Stuxnet, said Langner, stands as a “game-changer” that all but guarantees a new age of cyberwarfare, in which state and non-state actors alike will strive to acquire electronic weapons with potentially devastating impact.
With development costs of only a few million dollars, he said, cyber weapons are certain to “blossom and proliferate” — with deep implications for our increasingly connected world.
Langer observed that even as these developments take place, many of the world’s fleet of aging nuclear power plants continues to operate “with less protection against malware than your own personal computer.

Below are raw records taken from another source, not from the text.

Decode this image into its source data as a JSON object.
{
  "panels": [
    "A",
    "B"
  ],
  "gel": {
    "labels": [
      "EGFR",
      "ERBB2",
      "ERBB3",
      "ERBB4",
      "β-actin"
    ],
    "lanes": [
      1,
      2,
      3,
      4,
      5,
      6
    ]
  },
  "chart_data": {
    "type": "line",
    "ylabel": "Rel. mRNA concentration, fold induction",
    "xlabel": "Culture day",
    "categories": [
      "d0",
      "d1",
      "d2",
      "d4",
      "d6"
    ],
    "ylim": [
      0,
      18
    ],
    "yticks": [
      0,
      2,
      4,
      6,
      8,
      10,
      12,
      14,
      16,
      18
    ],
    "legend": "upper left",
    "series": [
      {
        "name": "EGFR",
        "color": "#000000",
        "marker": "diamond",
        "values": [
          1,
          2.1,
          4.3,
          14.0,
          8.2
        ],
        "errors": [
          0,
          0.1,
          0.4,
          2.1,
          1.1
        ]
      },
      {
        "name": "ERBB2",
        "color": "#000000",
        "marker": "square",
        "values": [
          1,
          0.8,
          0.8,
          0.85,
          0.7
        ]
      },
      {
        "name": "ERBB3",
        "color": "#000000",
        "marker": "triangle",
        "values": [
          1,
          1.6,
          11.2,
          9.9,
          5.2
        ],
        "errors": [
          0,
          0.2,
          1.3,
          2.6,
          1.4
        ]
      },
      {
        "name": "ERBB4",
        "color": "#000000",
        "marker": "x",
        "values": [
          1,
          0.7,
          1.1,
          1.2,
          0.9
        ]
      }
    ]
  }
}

“The theory was that Al Qaeda is not sophisticated in these technologies. But they need not be, because a grey market will emerge,” said Langner. “All you need is funding, a couple of million dollars.”
The panel’s moderator, Reuters political risk correspondent Peter Apps, wondered whether cyber weapons such as Stuxnet represent the dawn of the “era of bloodless confrontation.”
Rather than armed conflict with Iran and the likelihood of oil soaring to $150 barrel, Apps observed, all it took was the simple striking of the enter key to launch Stuxnet, effectively destroying an estimated 1,000 Iranian centrifuges with no impact on the wider world. Is that not a good thing?
Langner agreed that viewed in isolation Stuxnet is “fantastic — a military dream.”
But the sheer economic efficiency of Stuxnet, he and others observed, is precisely why a cyber arms race is now quietly underway.
Former French intelligence official Peter Lethier told the forum that the government of President Nicolas Sarkozy has scrambled to catch up in the wake of the cyber attack on Iran.
“France has superlabs now under the guise of security, building the likes of Stuxnet. In 2009 France could not have done this, but now it has the capability,” said Lethier, now an independent intelligence analyst.
That invisible arms race, unlike all others that preceded it, will be cheap enough to enable non-state actors to compete. Which is precisely why governments must quickly batten down their critical systems, said Langner.
“Protection is possible,” he said. “Journalists need to use their power to make ensure it happens.”